1. Il s’agit d’une expérience s’inscrivant dans le monde réel. 2. Cette expérience est engagée sur une échelle restreinte.

3. En tant qu’action délibérée visant un changement effectif au niveau des groupes et zones concernés, elle se définit par des buts qui peuvent être fixés soit par les initiateurs du projet et des instances centrales de pouvoir qui leur donnent une position d’autorité sur la population concernée, soit par l’ensemble ou un sous-ensemble des individus et des groupes.

4. Elle est conçue dès son engagement pour permettre d’en dégager des enseignements susceptibles de généralisation.

5. Elle doit donc accepter certaines disciplines –règles ou dispositifs- permettant l’observation, la récolte d’informations, …

Notre travail se base sur une observation d’un nombre limité d’ateliers de production sanofi-aventis, circonscrits au périmètre France ; la Direction Centrale HSE est à l’origine de ce projet, parmi les visites sur le terrain certaines avaient pour but la mise en place d’un module de formation, et la méthodologie est définie ci-après.
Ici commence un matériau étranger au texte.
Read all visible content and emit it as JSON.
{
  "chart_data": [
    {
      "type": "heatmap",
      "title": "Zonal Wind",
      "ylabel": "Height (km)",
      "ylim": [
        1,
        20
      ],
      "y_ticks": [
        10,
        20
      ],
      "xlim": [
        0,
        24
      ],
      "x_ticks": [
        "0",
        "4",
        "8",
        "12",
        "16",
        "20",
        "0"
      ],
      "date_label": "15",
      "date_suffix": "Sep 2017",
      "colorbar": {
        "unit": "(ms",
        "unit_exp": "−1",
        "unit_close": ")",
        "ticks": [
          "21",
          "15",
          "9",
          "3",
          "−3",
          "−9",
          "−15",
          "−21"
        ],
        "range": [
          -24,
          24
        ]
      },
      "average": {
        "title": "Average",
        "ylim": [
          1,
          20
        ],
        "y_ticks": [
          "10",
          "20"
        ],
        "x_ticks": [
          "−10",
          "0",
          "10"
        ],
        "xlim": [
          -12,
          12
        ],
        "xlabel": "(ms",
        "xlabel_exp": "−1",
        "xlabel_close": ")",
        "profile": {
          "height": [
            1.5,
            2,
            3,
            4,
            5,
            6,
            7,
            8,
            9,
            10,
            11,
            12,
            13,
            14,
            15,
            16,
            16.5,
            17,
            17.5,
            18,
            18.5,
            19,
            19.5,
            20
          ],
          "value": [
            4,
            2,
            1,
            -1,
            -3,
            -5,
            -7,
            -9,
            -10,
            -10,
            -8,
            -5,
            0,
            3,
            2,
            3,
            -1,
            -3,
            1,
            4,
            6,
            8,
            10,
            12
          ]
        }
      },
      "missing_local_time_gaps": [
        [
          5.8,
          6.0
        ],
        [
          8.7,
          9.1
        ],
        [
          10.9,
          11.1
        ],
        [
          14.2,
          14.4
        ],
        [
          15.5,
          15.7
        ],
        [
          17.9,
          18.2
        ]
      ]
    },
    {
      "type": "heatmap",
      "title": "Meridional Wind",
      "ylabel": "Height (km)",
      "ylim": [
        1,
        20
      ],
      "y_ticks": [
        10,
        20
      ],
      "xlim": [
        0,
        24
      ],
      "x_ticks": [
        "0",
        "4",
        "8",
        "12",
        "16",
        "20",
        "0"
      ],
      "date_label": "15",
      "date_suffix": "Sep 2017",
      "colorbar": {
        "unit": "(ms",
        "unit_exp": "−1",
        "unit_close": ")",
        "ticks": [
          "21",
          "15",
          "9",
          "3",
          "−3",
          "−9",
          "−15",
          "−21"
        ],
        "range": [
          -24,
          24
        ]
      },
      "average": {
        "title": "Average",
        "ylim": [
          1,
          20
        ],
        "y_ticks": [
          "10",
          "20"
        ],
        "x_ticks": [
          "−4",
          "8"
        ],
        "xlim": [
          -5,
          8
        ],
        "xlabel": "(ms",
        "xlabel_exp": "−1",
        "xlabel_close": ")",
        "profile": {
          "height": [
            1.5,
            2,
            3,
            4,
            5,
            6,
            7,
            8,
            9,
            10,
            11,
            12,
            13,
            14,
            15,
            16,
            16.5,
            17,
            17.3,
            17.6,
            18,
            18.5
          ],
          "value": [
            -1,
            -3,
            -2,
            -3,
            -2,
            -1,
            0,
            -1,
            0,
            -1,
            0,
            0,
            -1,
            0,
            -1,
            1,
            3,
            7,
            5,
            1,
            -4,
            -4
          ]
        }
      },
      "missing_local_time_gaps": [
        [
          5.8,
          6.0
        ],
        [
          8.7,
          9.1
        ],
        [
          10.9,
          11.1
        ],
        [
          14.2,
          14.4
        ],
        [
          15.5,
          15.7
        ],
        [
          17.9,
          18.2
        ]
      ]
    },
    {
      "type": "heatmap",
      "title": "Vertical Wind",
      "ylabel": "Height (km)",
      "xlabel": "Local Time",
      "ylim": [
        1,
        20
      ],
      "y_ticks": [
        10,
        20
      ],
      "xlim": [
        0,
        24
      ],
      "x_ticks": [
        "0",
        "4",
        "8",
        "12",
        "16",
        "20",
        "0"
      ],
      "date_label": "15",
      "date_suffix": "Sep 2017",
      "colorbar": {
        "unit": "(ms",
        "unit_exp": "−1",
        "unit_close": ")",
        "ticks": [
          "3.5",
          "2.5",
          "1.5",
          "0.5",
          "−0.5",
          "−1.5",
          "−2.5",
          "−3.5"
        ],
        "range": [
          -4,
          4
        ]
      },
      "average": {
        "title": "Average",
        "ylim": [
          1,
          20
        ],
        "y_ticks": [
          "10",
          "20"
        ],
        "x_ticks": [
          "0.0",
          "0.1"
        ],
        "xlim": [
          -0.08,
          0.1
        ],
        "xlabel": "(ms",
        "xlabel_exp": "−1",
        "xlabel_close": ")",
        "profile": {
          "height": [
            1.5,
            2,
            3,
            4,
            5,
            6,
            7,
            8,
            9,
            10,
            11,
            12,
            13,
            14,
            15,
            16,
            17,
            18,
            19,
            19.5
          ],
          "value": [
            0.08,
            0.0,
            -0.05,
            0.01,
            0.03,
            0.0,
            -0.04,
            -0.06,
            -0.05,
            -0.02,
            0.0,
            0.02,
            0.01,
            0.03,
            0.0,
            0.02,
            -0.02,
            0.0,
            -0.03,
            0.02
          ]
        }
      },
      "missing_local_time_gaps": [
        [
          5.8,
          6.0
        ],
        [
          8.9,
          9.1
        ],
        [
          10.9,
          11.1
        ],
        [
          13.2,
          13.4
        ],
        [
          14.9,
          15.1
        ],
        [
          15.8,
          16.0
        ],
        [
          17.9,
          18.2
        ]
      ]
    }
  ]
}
La démarche de la recherche action, mise en place dans le cadre d’une recherche sur les organisations, est sans doute à l’origine de l’organizing de Weick. Dans Weick (1998), il note que l’organizing a pour objectif de se construire avec une variété requise encourageant les erreurs sources d’apprentissage. Pour lui l’organisation est un processus en train de se construire, d’évoluer au fur et à mesure. Cette évolution qui se produit continuellement avec ou sans l’intervention du chercheur peut cependant être canalisée voire dirigée par sa présence. Le chercheur, dans sa démarche de recherche-action ne doit pas avoir pour objectif de faire évoluer l’organisation, mais bien de canaliser cette évolution, et de réaliser une veille conjointement avec les acteurs. Le mot « acteur » y prend finalement tout son sens. Il n’est plus sujet ou acteur passif dans l’organisation évolutive mais devient acteur de cette évolution en comprenant, négociant et réalisant certaines actions de cette recherche.